P.S. Landscapes: The Optics of Urban Studies (eds. N. Milerius, B.Cope, Vilnius: EHU, 2008))


This volume is a unique attempt to present different approaches and conceptualizations of urban studies in a context that is usually marked as post-socialist. The main aim of the book is to initiate discussion about different axes of urban space and the ways of its coordination with the social whole. The volume is addressed to the university audience and everybody interested in the methodology of social and cultural studies, as well as for a wide range of practitioners of urban space. The idea and realization of the book became possible in the framework of HESP project “Visual and Cultural Studies Reconsidered”

 

 
Elkins, James. Issleduja vizualnyj mir [Researching Visual World] (transl., eds. Almira Ousmanova, Anastasiya Dzianishchyk, Vilnius: EHU, 2010)

 

This book is an anthology of texts by James Elkins, a renowned American theoretician, E.C. Chadbourne Chair of art history, theory, and criticism at the School of the Art Institute of Chicago. All the texts have not been previously translated into Russian and published, and give quite a full view of the author’s research interests that concern theories of visual image – starting with research on «abstract machines of faciality» and ways of reading subgraphemic images to the genealogy of a «microscopic gaze» and the critique of a conceptual imperialism of the Western history of art. The book is addressed to a wide audience but first and foremost would be useful for researchers of visual culture and art history.

 

 
Gornykh, Andrei. Media and Society(Vilnius: EHU, 2013)

 

The book explores the ways of representation and codification of social experience in media. Thus, the Soviet cinema is considered not only as an art or propaganda but also as a way of using memory about the past (war, or trauma) to create a proactive sense of the present, and – as such – as a cultural policy of Utopia. In a similar way, television is analyzed not only as a mass communication medium but – first and foremost – as a form of reorganization of the whole field of knowledge in the context of consumer practices.

 

The book aims at examining theoretical and methodological problems of visual images analysis and teaching courses on visual culture.

 
Fleischer, Alain. The Laboratories of Time. Essays on Cinema and Photography (Minsk: Propilei, 2014)

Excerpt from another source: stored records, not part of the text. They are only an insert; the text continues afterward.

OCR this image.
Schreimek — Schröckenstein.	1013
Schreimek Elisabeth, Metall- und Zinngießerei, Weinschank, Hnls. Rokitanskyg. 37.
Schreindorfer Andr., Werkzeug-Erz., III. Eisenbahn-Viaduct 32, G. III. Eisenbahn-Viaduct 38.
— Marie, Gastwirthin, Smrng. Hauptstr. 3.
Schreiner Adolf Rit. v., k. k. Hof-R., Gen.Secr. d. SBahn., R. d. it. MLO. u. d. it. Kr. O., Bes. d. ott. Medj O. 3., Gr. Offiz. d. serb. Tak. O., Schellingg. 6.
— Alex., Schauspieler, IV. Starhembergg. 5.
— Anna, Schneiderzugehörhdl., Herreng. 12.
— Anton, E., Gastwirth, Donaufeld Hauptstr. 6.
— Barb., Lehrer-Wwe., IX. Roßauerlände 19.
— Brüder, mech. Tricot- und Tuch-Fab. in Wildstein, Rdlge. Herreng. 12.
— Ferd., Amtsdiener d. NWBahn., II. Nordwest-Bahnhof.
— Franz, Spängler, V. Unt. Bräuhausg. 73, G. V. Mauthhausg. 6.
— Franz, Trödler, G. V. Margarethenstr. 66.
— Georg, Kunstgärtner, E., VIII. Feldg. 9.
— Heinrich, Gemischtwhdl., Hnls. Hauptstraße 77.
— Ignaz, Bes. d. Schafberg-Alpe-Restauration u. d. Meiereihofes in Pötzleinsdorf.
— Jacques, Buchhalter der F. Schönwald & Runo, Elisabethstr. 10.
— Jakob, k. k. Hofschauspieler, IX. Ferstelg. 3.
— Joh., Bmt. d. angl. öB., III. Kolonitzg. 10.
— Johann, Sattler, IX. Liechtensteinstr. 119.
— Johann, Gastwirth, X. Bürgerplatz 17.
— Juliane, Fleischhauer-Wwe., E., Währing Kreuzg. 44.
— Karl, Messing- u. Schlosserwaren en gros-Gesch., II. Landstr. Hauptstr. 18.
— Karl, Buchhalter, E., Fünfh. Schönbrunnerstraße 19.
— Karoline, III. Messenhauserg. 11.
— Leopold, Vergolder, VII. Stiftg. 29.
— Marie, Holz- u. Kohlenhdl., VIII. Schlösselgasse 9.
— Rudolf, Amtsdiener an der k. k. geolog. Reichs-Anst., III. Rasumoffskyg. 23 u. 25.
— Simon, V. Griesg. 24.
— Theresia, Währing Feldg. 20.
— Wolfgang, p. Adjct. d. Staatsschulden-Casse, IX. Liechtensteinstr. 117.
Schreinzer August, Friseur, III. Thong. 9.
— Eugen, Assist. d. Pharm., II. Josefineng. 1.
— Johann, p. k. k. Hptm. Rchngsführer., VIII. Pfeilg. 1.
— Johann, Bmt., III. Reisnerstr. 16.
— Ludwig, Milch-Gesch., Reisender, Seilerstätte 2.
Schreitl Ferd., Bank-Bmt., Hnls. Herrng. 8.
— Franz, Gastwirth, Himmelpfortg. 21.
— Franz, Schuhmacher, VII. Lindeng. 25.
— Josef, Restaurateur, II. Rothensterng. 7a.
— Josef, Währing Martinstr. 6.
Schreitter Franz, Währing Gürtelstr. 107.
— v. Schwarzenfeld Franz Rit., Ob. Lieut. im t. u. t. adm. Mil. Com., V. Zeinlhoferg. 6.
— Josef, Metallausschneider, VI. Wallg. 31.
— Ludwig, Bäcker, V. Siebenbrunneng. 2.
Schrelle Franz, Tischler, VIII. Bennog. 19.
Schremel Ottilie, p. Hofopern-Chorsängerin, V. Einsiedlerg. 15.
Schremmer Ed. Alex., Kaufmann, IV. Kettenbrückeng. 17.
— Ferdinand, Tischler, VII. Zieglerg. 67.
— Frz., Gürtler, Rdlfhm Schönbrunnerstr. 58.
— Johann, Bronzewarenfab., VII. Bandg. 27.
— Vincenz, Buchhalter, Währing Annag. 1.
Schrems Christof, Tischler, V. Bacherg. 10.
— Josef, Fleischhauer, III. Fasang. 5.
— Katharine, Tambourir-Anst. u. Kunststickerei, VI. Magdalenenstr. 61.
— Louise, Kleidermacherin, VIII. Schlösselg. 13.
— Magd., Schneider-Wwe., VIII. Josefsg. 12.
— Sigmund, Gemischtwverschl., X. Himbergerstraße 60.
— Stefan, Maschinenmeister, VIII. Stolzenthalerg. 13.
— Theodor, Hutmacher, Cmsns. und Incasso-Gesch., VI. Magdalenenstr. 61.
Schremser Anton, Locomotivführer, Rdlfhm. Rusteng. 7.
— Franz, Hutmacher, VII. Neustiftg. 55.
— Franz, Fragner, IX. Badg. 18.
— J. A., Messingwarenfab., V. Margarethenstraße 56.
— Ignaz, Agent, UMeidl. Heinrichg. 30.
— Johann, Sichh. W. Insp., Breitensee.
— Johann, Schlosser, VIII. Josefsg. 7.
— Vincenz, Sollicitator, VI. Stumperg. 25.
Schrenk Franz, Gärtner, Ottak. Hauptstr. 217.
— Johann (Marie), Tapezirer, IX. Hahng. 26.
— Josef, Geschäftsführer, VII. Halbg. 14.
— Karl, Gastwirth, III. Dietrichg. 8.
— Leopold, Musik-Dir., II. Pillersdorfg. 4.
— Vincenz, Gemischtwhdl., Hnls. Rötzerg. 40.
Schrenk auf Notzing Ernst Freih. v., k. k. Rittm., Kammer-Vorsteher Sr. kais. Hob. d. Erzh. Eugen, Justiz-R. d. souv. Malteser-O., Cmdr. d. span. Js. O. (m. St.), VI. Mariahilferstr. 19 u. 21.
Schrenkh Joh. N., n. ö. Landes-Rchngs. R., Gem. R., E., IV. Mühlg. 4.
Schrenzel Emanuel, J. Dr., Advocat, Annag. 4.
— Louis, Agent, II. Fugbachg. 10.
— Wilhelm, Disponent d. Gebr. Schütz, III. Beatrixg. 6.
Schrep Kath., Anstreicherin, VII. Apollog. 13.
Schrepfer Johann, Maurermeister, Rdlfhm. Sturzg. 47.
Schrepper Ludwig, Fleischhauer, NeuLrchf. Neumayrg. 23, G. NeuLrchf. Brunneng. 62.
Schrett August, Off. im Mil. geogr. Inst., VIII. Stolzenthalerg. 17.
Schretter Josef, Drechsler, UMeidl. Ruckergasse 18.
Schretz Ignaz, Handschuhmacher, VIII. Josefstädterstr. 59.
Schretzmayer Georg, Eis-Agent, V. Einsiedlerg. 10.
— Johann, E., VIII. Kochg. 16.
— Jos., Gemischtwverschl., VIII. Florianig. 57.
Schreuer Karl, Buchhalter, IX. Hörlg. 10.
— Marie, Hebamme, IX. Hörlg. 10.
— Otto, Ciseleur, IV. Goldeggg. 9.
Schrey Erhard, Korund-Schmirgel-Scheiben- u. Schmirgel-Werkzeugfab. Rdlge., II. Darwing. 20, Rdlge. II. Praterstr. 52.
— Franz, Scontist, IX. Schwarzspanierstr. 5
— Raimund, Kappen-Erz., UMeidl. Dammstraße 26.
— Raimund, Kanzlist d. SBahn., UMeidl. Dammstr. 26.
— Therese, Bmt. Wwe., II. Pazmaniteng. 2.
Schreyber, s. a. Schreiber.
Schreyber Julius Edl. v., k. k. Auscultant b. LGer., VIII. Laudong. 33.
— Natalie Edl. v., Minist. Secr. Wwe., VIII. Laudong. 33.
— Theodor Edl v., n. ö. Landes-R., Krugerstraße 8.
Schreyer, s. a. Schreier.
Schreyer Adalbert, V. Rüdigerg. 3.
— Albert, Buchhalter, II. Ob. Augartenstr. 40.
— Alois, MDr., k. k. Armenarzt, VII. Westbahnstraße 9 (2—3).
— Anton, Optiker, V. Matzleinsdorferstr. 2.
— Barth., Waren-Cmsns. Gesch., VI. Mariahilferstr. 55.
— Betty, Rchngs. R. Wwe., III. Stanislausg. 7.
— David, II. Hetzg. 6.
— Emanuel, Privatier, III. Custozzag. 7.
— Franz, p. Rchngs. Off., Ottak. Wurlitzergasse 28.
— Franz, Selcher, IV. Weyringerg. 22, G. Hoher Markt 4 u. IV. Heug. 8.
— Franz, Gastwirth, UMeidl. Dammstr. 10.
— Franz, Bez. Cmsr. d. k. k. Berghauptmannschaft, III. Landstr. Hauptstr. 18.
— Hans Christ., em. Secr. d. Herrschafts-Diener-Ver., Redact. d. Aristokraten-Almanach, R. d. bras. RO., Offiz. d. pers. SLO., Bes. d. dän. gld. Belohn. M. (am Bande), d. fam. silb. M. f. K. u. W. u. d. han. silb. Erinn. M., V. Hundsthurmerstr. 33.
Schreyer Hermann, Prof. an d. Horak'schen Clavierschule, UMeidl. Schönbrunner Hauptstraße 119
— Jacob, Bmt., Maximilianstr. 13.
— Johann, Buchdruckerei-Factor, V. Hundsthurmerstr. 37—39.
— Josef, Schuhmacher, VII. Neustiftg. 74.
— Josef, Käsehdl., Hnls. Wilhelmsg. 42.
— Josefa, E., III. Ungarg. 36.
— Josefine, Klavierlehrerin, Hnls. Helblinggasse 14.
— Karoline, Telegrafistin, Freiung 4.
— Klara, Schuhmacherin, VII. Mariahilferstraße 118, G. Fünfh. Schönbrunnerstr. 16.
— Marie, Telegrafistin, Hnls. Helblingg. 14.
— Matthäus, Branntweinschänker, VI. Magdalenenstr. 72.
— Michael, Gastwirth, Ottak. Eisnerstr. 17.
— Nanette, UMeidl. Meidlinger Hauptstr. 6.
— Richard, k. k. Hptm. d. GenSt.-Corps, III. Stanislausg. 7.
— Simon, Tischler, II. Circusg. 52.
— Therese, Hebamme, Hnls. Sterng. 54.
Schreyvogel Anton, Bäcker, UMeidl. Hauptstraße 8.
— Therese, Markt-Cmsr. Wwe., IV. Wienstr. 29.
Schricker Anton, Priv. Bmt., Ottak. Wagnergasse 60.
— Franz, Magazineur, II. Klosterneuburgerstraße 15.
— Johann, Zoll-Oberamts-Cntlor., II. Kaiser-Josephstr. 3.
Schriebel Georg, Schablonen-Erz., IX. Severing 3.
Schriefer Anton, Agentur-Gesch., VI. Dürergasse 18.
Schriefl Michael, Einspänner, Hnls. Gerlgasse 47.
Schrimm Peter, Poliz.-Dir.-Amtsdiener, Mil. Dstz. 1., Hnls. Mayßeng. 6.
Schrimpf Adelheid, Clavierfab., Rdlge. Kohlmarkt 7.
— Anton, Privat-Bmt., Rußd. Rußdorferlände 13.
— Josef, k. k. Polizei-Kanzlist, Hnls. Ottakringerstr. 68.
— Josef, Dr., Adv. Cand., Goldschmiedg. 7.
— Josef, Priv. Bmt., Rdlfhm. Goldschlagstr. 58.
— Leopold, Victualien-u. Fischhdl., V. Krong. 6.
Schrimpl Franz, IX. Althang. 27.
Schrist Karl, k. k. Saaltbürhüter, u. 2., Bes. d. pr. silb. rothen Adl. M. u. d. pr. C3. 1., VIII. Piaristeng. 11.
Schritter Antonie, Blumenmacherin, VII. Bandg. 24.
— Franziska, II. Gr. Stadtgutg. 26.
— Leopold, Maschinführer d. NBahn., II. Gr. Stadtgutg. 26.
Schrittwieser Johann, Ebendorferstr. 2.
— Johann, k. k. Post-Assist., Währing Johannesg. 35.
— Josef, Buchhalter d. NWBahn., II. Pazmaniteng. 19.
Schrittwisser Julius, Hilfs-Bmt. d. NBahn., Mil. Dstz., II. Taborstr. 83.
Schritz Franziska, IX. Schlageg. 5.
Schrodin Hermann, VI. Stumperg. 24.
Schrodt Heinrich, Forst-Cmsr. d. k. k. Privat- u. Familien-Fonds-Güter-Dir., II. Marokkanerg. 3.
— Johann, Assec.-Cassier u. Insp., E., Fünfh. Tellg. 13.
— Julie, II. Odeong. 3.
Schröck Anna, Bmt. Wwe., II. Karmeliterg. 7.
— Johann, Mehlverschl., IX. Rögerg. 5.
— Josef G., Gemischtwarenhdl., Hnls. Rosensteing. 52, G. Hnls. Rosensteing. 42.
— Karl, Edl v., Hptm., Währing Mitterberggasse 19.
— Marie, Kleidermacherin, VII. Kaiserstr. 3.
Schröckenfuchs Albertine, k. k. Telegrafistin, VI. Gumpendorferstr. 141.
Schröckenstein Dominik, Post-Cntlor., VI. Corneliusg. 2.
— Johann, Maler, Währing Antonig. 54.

The book is a collection of texts by Alain Fleischer that have been translated into Russian for the first time. All the articles have been written in different periods but all of them have roots in practical issues. They contain answers to some concrete questions, hypotheses, experiments, projects, and reflect the author’s attitude towards photography and cinema, as well as his thirst for searching the truth in theoretical, technical, aesthetic, and art domains. This book is addressed to a wide audience but first and foremost would be useful for researchers of visual culture and contemporary art.

 
(forthcoming) Belarusian Non-Official Art in 1970-1990 (eds. L.Prenz, A.Gloukhova, Vilnius: EHU, 2015).

 

This volume is the first scientific research devoted to the exploration of non-official art practices in Belarus through 1970-1990. The articles of the volume create a chronology of key art project of this period, including evidence from the participators of these events, as well as look for a methodology of analysis suitable for the materials of this period. The book also offers an interpretation of the non-official art life in the context of publicity theories and gender studies.